BYPASS Instruction (Instruction Code: 1111)
The required BYPASS instruction allows the IC to remain in a functional mode and selects the Bypass Register to be connected between TDI and TDO. The BYPASS instruction allows serial data to be transferred through the IC from TDI to TDO without affecting the operation of the IC. The bit code of this instruction is defined to be all ones by the IEEE 1149.1 standard.
SAMPLE/PRELOAD Instruction (Instruction Code: 0001)
The required SAMPLE/PRELOAD instruction allows the IC to remain in its functional mode and selects the Boundary-Scan Register to be connected between TDI and TDO. During this instruction, the Boundary-Scan Register can be accessed via a data scan operation, to take a sample of the functional data entering and leaving the IC. This instruction is also used to preload test data into the Boundary-Scan Register prior to loading an EXTEST instruction. The bit code for this instruction is defined by the user.
EXTEST Instruction (Instruction Code: 0000)
The required EXTEST instruction places the IC into an external boundary test mode and selects the Boundary-Scan Register to be connected between TDI and TDO. During this instruction, the Boundary-Scan Register is accessed to drive test data off-chip via the boundary outputs and receive test data off-chip via the boundary inputs. The bit code of this instruction is defined by the 1149.1 standard to be all zeros.
INTEST Instruction (Instruction Code: 0010)
The optional INTEST instruction places the IC in an internal boundary test mode and selects the Boundary-Scan Register to be connected between TDI and TDO. During this instruction, the Boundary-Scan Register is accessed to drive test data on-chip via the boundary inputs and receive test data on-chip via the boundary outputs. The bit code of this instruction is defined by the user.
MBIST Instruction (Instruction Code: 0100)
The optional MBIST instruction places the IC into a self-test mode, enables a comprehensive self-test of the IC's core logic, and selects a user-specified Data Register to be connected between TDI and TDO. During this instruction, the boundary outputs are controlled so that they cannot interfere with neighboring ICs during the MBIST operation. Also, the boundary inputs are controlled so that external signals cannot interfere with the MBIST operation. The bit code of this instruction is defined by the user.
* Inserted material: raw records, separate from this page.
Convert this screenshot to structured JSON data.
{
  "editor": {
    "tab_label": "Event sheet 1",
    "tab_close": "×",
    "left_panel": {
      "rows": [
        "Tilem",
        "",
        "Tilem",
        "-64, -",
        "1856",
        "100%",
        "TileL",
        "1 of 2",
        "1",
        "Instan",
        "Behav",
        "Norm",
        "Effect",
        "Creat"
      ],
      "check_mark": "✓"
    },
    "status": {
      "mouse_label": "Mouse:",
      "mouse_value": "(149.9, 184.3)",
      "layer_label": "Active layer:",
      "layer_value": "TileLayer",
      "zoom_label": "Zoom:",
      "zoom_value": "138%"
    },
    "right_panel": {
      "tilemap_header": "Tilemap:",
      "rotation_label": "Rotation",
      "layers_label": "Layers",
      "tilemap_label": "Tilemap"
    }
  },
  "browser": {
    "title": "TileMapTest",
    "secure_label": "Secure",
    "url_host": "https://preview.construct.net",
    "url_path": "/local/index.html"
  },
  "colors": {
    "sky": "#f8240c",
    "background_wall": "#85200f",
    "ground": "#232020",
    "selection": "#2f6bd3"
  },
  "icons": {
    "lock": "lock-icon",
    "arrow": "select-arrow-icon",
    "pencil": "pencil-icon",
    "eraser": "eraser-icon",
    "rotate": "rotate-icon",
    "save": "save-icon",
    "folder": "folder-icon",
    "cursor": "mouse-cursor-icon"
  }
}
IDCODE Instruction (Instruction Code: 1000)
The optional IDCODE instruction allows the IC to remain in its functional mode and selects an optional Device Identification Register to be connected between TDI and TDO. The Identification Register (see Figure 3-8) is a 32-bit shift register containing information regarding the IC manufacturer, device type, and version code. Accessing the Identification Register does not interfere with the operation of the IC. Also, access to the Identification Register should be immediately available, via a TAP data scan operation, after power-up of the IC or after the TAP has been resetusing the optional TRST* pin or by issuing a Test-Logic-Reset instruction. The bit code of this instruction is defined by the IC device designer.
SCANTEST Instruction (Instruction Code: 0111)
The optional SCANTEST instruction places the IC in an scan-chain test mode and selects the Bypass Register to be connected between TDI and TDO. During this instruction, the JTAG logic is idled, and the scan-chain related pins (i.e. SCLK, SI, SO and SE pins) are multiplexed to the input and output pads. The user can perform a ATPG scan without caring about the JTAG block. The bit code of this instruction is defined by the user.